Constituency details
- Country: India
- Region: North India
- State: Uttar Pradesh
- District: Saharanpur
- Lok Sabha constituency: Saharanpur
- Reservation: None

Member of Legislative Assembly
- 18th Uttar Pradesh Legislative Assembly
- Incumbent Umar Ali Khan
- Party: Samajwadi Party
- Elected year: 2022
- Preceded by: Naresh Saini

= Behat Assembly constituency =

Constituency of the Uttar Pradesh legislative assembly in India

Behat Assembly constituency is one of the 403 constituencies of the Uttar Pradesh Legislative Assembly, India. It is a part of the Saharanpur district and one of five assembly constituencies in the Saharanpur Lok Sabha constituency.

Behat Assembly constituency came into existence in 2008 as a result of the "Delimitation of Parliamentary and Assembly Constituencies Order, 2008". Prior to 2008, this constituency was served / represented by the Muzaffarabad Assembly constituency.

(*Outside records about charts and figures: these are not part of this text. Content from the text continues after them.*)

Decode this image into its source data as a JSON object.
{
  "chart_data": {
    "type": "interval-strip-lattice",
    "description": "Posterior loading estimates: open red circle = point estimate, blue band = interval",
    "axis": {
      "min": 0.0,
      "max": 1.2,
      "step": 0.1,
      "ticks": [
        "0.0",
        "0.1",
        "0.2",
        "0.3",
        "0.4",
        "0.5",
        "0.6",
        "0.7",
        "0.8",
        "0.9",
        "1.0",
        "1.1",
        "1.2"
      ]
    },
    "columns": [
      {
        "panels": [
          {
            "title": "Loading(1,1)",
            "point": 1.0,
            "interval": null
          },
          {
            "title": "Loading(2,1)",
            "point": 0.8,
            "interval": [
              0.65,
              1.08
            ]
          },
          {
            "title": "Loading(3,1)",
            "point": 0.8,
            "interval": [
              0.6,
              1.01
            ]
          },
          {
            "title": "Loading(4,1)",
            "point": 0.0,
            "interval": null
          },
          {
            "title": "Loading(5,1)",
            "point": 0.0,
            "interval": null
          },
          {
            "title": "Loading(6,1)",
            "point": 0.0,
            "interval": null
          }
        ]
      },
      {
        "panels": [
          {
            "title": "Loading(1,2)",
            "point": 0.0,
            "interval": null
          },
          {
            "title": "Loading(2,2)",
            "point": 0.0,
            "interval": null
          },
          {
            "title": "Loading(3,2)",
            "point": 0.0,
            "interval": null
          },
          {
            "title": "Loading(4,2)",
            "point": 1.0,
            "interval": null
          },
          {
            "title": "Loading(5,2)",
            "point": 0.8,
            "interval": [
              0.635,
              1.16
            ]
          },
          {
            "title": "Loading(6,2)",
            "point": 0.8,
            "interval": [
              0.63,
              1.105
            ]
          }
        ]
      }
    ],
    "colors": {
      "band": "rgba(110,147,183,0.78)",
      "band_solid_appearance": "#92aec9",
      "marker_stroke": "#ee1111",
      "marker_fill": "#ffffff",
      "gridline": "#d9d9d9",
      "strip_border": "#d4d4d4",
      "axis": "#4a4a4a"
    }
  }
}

==Members of the Legislative Assembly==

| Year | Name | Party |  |
Till 2012 : Constituency did not exist
| 2012 | Mahaveer Singh Rana |  | Bahujan Samaj Party |
| 2017 | Naresh Saini |  | Indian National Congress |
| 2022 | Umar Ali Khan |  | Samajwadi Party |

==Election results==

=== 2027 ===

2027 Uttar Pradesh Legislative Assembly election: Behat
| Party |  | Candidate | Votes | % | ±% |
|---|---|---|---|---|---|
|  | INDIA |  |  |  |  |
|  | NDA |  |  |  |  |
|  | BSP |  |  |  |  |
|  | NOTA | None of the above |  |  |  |
| Majority |  |  |  |  |  |
| Turnout |  |  |  |  |  |
|  | gain from |  | Swing |  |  |

=== 2022 ===

2022 Uttar Pradesh Legislative Assembly election: Behat
| Party |  | Candidate | Votes | % | ±% |
|---|---|---|---|---|---|
|  | SP | Umar Ali Khan | 134,513 | 47.81 |  |
|  | BJP | Naresh Saini | 96,633 | 34.34 | +6.05 |
|  | BSP | Rais Malik | 45,075 | 16.02 | −12.1 |
|  | NOTA | None of the above | 1,117 | 0.4 | −0.23 |
| Majority |  |  | 37,880 | 13.47 | +3.34 |
| Turnout |  |  | 281,373 | 75.58 | +0.54 |
|  | SP gain from INC |  | Swing | +47.81 |  |

=== 2017 ===

2017 General Elections: Behat
| Party |  | Candidate | Votes | % | ±% |
|---|---|---|---|---|---|
|  | INC | Naresh Saini | 97,035 | 38.42 |  |
|  | BJP | Mahaveer Singh Rana | 71,449 | 28.29 |  |
|  | BSP | Muhammad Iqbal | 71,019 | 28.12 |  |
|  | Independent | Rana Aditya Pratap Singh | 4,187 | 1.66 |  |
|  | NOTA | None of the above | 1,576 | 0.63 |  |
| Majority |  |  | 25,586 | 10.13 |  |
| Turnout |  |  | 252,559 | 75.04 |  |
|  | INC gain from BSP |  | Swing | +6.9 |  |

===2012===

2012 General Elections: Behat
| Party |  | Candidate | Votes | % | ±% |
|---|---|---|---|---|---|
|  | BSP | Mahaveer Singh Rana | 70,274 | 31.8 |  |
|  | INC | Naresh Saini | 69,760 | 31.5 |  |
|  | SP | Umar Ali Khan | 47,366 | 21.4 |  |
|  |  | Remainder ten candidates | 33,722 | 15.3 |  |
| Majority |  |  | 514 | 0.2 |  |
| Turnout |  |  | 221,122 | 72.9 | New |
|  | BSP win (new seat) |  |  |  |  |

==See also==
- Government of Uttar Pradesh
- List of Vidhan Sabha constituencies of Uttar Pradesh
- Uttar Pradesh Legislative Assembly

==Notes==
- Behat Assembly constituency came into existence in 2008. Prior to 2008, this constituency was served / represented by Muzaffarabad Assembly constituency which now ceases to exist.